We reported in this study the correlation between T2 and T2* relaxation times at two different field strength (1.5 T and 3T) which shows lower T2 and T2* relaxation times at 3 T compared to 1.5 T and a significant correlation between T2 and T2* at 1.5 and 3T for symptomatic patients and asymptomatic volunteers. T2* mapping may be used for the diagnosis of knee articular cartilage osteoarthritis with the advantage of relative short scanning time, higher SNR, shorter echo times and the non-effect of the stimulated echo compared to T2 mapping.

LIST OF ABBREVIATIONS

B0 = The static magnetic field
Hz = Hertz
MACT = Matrix Associated Autologous Chondrocyte Transplantation
MEGE = Multi-Echo Gradient Echo
MESE = Multi-Echo Spin-Echo
MRI = Magnetic Resonance Imaging
ms = millisecond
OA = Osteoarthritis
R2 = Correlation Coefficient
RF = Radio Frequency
ROI = Region Of Interest
SD = Standard Deviation
SNR = Signal to Noise Ratio
T = Tesla
TE = Echo Time
TR = Repetition Time
T2 = The transverse relaxation
T2* = The transvers relaxation caused by the inhomogeneity of B0
γ = The gyromagnetic ratio

AUTHORS' CONTRIBUTIONS

- Mars Mokhtar adjusted MRI exam parameters, interpreted the patient data, and was a major contributor in writing the manuscript.

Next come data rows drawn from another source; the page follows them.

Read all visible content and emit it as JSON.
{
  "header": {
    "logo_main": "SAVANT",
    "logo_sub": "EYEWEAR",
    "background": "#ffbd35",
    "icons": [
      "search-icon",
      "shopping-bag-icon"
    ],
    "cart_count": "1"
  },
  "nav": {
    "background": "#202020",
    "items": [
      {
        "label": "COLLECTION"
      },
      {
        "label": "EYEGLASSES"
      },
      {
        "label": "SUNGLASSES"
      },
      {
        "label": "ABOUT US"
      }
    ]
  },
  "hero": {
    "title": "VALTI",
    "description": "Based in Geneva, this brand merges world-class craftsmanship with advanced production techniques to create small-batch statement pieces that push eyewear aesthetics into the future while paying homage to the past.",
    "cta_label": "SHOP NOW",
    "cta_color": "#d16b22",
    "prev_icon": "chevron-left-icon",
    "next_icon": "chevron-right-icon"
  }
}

- Tbini Zeineb analyzed the patient data and was contributor in the interpretation of results and the writing of manuscript.

- Gharbi Souha was contributor in the discussion of results and in writing the manuscript.

- Mouna Chelli bouaziz performed the classification of patients and control the MRI exam.

- Ladeb Fethi: was contributor in the discussion of results.

-All authors read and approved the final manuscript.

AVAILABILITY OF DATA AND MATERIALS

The datasets used and /or analyzed during the current study are available from the corresponding author on reasonable request.

ETHICS APPROVAL AND CONSENT TO PARTICIPATE

The ethics commission of the Kassab Orthopedic Institute in Tunisia approved this study, the committee’s reference number is CE- IMKO 2015/105.

HUMAN AND ANIMAL RIGHTS

No animals were used for this research. All human research procedures followed were in accordance with the ethical standards of the committee responsible for human experimentation (institutional and national), and with the Helsinki Declaration of 1975, as revised in 2008.

CONSENT FOR PUBLICATION

Verbal and written consent was obtained from all patients prior to exam. All participants were adults, so, informed consent for participation in the study was obtained from participants.

CONFLICT OF INTEREST

The authors declare that there is no conflict of interest, financial or otherwise.

ACKNOWLEDGEMENTS

Special thanks to Pr Ali Mrabet for his support in the statistical evaluation.